2. Life and gun rights. The Republican Party has never kept its promises to the Life and Guns factions–in fact, these are the very people the GOP leaders and staffers are most embarrassed by–just as the Democrats move to the center on both issues.

No two issues would do more to break up the Democratic coalition, will the GOP see what the Democrats are starting to act on, because the Democratic coalition is built on materialism. When Republicans treat elections like auctions, they lose because they can never outbid Democrats. If the election is fought on values, especially gun rights and life? Republicans win.

The first March for Life in Washington held one after the Supreme Court’s 1973 Roe V. Wade decision, which stripped legal protections from unborn children. (Photo courtesy of the March for Life)

It is up to the Senate to pass the National Concealed Carry Reciprocity bill that already passed the House, but the Senate Majority Whip John Cornyn (R.-Texas) is working overtime to not only torpedo the reciprocity bill, he is working to strengthen background checks for firearm transactions.

In October the House passed a bill banning abortions after the 20-week mark, because after it is after that point that an unborn child can feel pain and certainly the torture of dying as it is extracted from her mother’s womb.

After the bill passed the House, Senate Majority Leader A. Mitchell McConnell (R.-Ky.) promised a vote on the Senate version that has at least 45 co-sponsors, still short of the 60 votes required to end debate and force and up-or-down vote.

If the Republicans fail to make Senate Democrats vote on the reciprocity and 20-week bills, hey once again betraying the party’s two most important factions–they are also once again disarming Republicans challengers, taking away two passionate issues that hurt Democrats and motivate the GOP base.

1. Midterms! The GOP has not had 60 senators, since the election of 1906, this is the real fight. The House will take care of itself, at least for one more cycle in the current districts. Of course, if the House Republican Conference can somehow maneuver Speaker Paul D. Ryan Jr. (R.-Wis.) back to private life and hand the gavel to Scalise? Look for a 20-seat pickup.

The real fight is the Senate.
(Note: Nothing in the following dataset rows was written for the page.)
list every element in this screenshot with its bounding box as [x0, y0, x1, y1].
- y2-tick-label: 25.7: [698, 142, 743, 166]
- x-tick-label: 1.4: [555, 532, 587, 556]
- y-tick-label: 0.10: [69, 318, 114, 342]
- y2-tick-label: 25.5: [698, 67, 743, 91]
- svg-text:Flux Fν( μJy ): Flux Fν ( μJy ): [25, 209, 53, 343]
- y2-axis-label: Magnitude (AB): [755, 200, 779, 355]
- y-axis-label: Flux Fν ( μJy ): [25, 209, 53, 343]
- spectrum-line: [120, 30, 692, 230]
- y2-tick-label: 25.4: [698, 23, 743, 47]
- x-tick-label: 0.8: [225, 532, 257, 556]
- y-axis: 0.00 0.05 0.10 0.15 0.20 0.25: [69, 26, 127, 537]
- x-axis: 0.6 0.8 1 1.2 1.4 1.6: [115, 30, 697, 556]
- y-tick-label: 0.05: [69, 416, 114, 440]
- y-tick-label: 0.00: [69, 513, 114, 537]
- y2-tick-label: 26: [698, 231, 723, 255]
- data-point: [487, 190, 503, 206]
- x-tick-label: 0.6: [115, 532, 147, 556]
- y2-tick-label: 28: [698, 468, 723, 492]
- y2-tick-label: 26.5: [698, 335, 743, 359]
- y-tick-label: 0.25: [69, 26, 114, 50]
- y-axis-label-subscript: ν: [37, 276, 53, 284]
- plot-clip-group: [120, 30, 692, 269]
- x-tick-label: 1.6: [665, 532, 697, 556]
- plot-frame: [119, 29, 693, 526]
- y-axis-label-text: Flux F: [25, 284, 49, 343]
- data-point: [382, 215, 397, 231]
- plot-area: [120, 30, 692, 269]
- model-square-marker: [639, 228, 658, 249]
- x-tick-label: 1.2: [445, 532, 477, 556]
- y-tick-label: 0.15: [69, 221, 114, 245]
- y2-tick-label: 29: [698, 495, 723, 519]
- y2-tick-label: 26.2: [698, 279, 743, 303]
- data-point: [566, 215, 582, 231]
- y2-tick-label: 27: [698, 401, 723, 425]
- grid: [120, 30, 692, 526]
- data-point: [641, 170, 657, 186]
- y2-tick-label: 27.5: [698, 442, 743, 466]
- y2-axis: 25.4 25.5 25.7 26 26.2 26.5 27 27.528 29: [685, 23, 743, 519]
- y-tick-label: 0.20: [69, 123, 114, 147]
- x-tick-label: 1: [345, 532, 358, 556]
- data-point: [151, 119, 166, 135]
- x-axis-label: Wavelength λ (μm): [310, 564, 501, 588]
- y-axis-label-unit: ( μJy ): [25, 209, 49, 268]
Democrats defending 26 out of 33 seats make them more vulnerable than in the 1980 election, when the Democrats were defending 24 seats ande the Republicans were defending 10. In 1980, the GOP picked up 12 seats giving it control of the Senate for the first time, since the Senate elected in 1952.

If the Republicans can hold the House and run up the score in the Senate, the Trump agenda, the agenda the American people were promised, has a real shot of getting accomplished.